Justin wants to use 188ft of fencing to, fence off the greatest possible retangular area for a garden. What dimensions should he use? What will be the area of the garden?

The greatest area that can be enclosed by a given amount of material will always be a square ...

M=2L+2W so we can say:

2L=M-2W

L = (M-2W) / 2

area is:

A=LW and using L from above:

A=W (M-2W) / 2

A = (MW-2W^2) / 2

dA/dW = (M-4W) / 2

d2A/dW2=-4

Since acceleration, d2A/dW2, is a negative constant, when velocity, dA/dW=0, it is at an absolute maximum for A (W).

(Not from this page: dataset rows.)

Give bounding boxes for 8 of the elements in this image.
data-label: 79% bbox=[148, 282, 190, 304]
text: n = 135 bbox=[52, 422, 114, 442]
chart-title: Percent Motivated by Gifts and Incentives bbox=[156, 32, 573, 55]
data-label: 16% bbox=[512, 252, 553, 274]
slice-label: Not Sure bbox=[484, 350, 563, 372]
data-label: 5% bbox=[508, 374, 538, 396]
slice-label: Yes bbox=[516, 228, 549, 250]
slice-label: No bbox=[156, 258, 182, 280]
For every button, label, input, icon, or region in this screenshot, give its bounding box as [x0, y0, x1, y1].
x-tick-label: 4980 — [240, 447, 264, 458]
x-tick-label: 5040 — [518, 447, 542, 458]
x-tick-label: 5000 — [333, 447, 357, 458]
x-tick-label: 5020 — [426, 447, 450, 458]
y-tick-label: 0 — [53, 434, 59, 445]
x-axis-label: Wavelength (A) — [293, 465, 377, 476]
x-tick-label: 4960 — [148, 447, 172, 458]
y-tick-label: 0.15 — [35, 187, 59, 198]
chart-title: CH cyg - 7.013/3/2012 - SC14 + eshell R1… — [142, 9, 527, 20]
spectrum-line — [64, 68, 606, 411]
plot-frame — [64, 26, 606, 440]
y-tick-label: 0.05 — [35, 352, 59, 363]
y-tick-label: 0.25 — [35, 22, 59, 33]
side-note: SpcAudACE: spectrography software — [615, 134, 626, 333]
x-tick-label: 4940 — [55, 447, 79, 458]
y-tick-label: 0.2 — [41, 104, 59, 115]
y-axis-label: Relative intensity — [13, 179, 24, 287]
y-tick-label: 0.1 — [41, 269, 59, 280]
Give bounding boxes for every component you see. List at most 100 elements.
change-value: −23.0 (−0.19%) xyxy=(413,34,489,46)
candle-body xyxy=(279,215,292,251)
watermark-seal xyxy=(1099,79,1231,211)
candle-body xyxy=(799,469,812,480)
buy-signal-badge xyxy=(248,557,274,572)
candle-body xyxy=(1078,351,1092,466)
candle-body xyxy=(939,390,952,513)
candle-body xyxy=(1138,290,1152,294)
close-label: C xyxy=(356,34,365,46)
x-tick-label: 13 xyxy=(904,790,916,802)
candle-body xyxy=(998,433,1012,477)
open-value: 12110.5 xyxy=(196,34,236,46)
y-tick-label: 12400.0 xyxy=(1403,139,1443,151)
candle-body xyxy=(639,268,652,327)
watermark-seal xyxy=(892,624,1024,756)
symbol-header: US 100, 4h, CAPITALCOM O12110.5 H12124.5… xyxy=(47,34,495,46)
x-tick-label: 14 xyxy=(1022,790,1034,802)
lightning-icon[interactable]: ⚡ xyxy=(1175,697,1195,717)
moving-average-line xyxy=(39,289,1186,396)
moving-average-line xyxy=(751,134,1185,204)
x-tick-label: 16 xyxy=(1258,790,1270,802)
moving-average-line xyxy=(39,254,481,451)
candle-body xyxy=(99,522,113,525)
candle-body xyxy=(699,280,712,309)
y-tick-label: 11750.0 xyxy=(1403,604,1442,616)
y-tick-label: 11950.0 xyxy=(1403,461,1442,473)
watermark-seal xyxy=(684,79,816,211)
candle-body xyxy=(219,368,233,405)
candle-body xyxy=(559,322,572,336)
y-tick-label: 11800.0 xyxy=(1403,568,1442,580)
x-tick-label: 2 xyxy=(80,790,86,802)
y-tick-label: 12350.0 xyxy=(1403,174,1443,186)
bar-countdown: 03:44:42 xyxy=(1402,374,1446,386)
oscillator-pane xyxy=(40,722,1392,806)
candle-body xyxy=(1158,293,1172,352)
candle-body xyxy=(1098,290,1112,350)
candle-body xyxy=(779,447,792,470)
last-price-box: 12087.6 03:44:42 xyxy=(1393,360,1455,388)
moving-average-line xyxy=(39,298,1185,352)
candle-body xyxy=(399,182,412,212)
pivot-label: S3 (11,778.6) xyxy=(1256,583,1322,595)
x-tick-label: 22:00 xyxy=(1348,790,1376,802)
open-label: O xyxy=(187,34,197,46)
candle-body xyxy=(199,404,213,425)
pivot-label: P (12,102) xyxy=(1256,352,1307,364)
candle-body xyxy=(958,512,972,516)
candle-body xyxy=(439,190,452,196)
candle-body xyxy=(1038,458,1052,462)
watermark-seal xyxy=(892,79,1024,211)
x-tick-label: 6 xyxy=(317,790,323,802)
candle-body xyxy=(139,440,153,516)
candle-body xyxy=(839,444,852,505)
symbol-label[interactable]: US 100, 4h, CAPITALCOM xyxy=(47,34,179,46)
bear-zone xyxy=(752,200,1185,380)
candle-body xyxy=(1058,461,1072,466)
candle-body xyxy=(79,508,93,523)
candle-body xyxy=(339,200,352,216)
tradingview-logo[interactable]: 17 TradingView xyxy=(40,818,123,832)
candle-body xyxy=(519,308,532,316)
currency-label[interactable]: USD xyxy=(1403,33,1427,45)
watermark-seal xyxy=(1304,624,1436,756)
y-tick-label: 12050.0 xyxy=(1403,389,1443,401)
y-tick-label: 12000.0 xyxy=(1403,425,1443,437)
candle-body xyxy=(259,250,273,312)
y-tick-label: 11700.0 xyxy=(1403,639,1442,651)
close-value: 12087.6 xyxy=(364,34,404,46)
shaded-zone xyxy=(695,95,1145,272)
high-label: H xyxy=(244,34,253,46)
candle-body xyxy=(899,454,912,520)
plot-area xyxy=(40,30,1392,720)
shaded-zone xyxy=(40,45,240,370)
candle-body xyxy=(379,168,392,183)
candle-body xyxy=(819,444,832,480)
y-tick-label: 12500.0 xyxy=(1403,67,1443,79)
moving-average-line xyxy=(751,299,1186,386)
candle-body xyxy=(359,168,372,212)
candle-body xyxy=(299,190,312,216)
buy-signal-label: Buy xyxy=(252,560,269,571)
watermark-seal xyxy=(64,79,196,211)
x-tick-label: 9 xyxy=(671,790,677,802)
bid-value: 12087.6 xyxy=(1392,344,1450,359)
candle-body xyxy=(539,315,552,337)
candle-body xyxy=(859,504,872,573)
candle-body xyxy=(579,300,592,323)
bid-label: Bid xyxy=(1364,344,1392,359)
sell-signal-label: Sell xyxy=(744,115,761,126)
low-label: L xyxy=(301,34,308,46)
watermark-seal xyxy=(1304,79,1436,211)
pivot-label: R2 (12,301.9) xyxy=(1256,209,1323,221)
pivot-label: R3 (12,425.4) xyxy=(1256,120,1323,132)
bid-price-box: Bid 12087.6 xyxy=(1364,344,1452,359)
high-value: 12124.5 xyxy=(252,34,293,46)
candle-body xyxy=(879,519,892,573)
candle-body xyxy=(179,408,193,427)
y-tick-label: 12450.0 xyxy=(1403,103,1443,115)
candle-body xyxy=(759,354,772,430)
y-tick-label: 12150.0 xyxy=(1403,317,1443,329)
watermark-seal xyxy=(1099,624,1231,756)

dA/dW=0 only when M-4W=0, 4W=M, W=M/4

from earlier we found L = (M-2W) / 2 and using W from above we get:

L = (M-M/2) / 2

L = (2M-M) / 4

L=M/4

So L=W=M/4, thus it is a square.

That's the proof, anyway ...

188=2x+2y

94=x+y

y=94-x

A=xy and using y from above:

A=94x-x^2

dA/dx=94-2x, d2A/dx2=-2, as explained earlier, since acceleration is a negative constant, when dA/dx=0, it is at an absolute maximum for A (x).

dA/dx=0 only when 94-2x=0, 2x=94, x=47

and from earlier, y=94-x, so y=94-47

y=47

So the dimensions that produce the greatest area are:

47ft by 47ft

And thus the greatest area is:

47^2=2209 ft^2